Even as a mostly-disconnected child, her grandmother would take her into the bush with a video camera to keep a record of what they found.  Today those lessons are helping Nahmabin run her business.

She feels a close link with the metaphysical side of the store, with the books and learning materials about positive thinking, and affirmations.  “I understand all of that, why I’m supposed to be here.  I do believe every single thing happens for a reason.”

“In the midst of seeking out this place (Calm ‘n Scents) I made a decision that I would go for anything I wanted fearlessly and that I was worth it.  Everything sort of clicked into place,” she says.

With funding from the Tecumseh Community Development Corporation at the neighbouring Aamjiwnaang First Nation and a great group of supportive friends and family, Nahmabin took the plunge into running her own business.

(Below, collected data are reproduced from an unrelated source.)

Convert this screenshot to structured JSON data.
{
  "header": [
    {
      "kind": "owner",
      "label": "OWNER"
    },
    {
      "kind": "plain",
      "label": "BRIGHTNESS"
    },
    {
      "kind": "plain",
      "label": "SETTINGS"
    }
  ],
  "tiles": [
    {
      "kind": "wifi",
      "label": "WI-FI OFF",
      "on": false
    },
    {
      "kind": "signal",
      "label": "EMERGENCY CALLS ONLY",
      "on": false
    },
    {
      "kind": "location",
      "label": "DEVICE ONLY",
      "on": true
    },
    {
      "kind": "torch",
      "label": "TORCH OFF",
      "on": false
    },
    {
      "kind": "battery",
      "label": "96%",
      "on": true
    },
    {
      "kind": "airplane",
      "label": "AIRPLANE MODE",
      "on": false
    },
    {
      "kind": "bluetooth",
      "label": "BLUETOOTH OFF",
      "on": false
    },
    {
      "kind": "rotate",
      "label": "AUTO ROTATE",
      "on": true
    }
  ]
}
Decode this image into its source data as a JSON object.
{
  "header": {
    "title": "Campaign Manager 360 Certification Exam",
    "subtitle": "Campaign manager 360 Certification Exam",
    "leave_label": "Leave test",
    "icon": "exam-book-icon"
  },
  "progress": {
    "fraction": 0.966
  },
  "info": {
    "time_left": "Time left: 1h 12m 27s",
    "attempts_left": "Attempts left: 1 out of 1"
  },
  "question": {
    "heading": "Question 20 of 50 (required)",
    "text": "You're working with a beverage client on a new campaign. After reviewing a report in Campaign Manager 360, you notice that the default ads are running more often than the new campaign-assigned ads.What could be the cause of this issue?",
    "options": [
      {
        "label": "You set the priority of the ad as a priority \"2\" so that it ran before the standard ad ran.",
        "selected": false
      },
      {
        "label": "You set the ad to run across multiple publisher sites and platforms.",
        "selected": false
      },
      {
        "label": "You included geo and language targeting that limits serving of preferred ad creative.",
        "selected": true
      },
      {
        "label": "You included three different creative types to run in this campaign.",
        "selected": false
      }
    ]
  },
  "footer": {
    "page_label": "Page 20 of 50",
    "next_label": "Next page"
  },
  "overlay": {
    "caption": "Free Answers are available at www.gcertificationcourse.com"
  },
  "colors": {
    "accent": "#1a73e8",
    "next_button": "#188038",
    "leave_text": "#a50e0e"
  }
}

Today, she is pushing her story forward in other ways as well, such as motivational speaking and establishing a summer market at Aamjiwnaang.  The market, to be held on July 22 and Aug. 19, will allow citizens of the First Nation to buy, sell, or trade items of their making, anything from moccasins to jams, Nahmabin says.  She even has a vendor booked who makes ceremony bags, and, of course, Calm ‘n Scents will have a booth as well.

Also in the works is a second store in London, ON.   Planned to open within the next two years, the London store will be run by Nahmabin’s sister, Neesa, a trained pharmacy assistant who is working to combine First Nations’ medicine with aromatherapy.

This summer, Nahmabin will also be holding classes with her grandmother on traditional gathering practices.  They will teach what to look for in the bush when people are looking for medicinal plants and how to prepare the plants by making them into a tea or salve.  After finishing the class, to be held at the Aamjiwnaang community centre, the community greenhouse will be open next door so participants can purchase some of the medicinal plants and take them home for their own gardens.

Also on offer, she is planning public classes on First Nations’ culture for people who are not indigenous but “feel the pull” of the culture.  Although she was concerned if it would be a good idea to share traditional knowledge and items such as sweetgrass outside of her community, after consulting with elders, Nahmabin decided “these are important tools for everybody.”

“Why should a non-native not be able to understand that spiritual connection to the sweetgrass,” she wonders.

The new focus on First Nations in the store has brought in local indigenous, and has also brought something of a shift in the age of clientele, Nahmabin says, with more younger visitors in their 20s and 30s than before.  She credits some of this to advertising on social media.

Nahmabin also has a unique connection with Anishinabek News.  “The first dollar I ever made,” came from this publication, in payment for a cartoon strip she created to help people learn Anishnaabemowin.  “I was very impressed with myself as a young girl who was getting a cheque for something I loved doing,” she remembers.

Today, running the Calm ‘n Scents store and pursuing her own dreams is part of Nahmabin’s plan to raise her three daughters conscious of the Law of Attraction, and unafraid to shout out their gratitude “surrounded by our language and our culture.”